Canada’s inflation rate hit 5.7% year over year in February, up from 5.1% in January, as price increases continued to broaden across categories, according to data from Statistics Canada on Wednesday.
The eye-popping figures, however, do not capture price increases associated with Russia’s invasion of Ukraine. The conflict has caused prices at the pump to jump and will result in supply shocks in a plethora of commodities that both countries are key exporters of, from fuel to raw metals to agricultural products.
If anything, this is only a warmup to an expensive spring and summer.
The ripple effect of this price shock could push inflation over the 7% mark, which would be the highest since the early 1980s.

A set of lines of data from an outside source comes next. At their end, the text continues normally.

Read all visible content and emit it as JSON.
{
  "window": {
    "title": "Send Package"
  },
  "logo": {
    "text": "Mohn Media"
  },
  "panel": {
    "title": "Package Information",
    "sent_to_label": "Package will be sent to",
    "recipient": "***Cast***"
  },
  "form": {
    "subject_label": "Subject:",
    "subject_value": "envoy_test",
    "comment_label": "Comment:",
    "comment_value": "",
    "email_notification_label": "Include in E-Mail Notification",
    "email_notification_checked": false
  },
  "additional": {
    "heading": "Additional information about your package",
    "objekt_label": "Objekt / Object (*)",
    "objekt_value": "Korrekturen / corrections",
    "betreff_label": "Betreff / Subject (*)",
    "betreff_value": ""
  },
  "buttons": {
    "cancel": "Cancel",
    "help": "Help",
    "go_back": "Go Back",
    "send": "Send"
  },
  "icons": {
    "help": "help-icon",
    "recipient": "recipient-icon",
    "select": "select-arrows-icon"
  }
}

All measures of core inflation further deviated from the Bank of Canada’s 2% target, evidence of pervasive price increases. Excluding food and energy, inflation was at 3.9%, a notable departure from January’s figure of 3.5%.
Gasoline prices were up by 32.3% from a year earlier as uncertainty regarding supply because of geopolitical conditions abroad put upward pressure on prices.
Food prices were rising at a faster pace of 6.7% on an annual basis, partly because of high input prices and transportation costs.
Housing costs also rose by 6.6% as prices of homes and rentals continued to jump, while utilities hit a new high of 12.4% on a year-over-year basis because of rising natural gas prices.
The takeaway
Since so much of the inflation at this point is subject to global conditions, domestic policies can do little to control prices.
This will hit low-income households and small businesses the hardest as purchasing power slips away after decades of disinflation.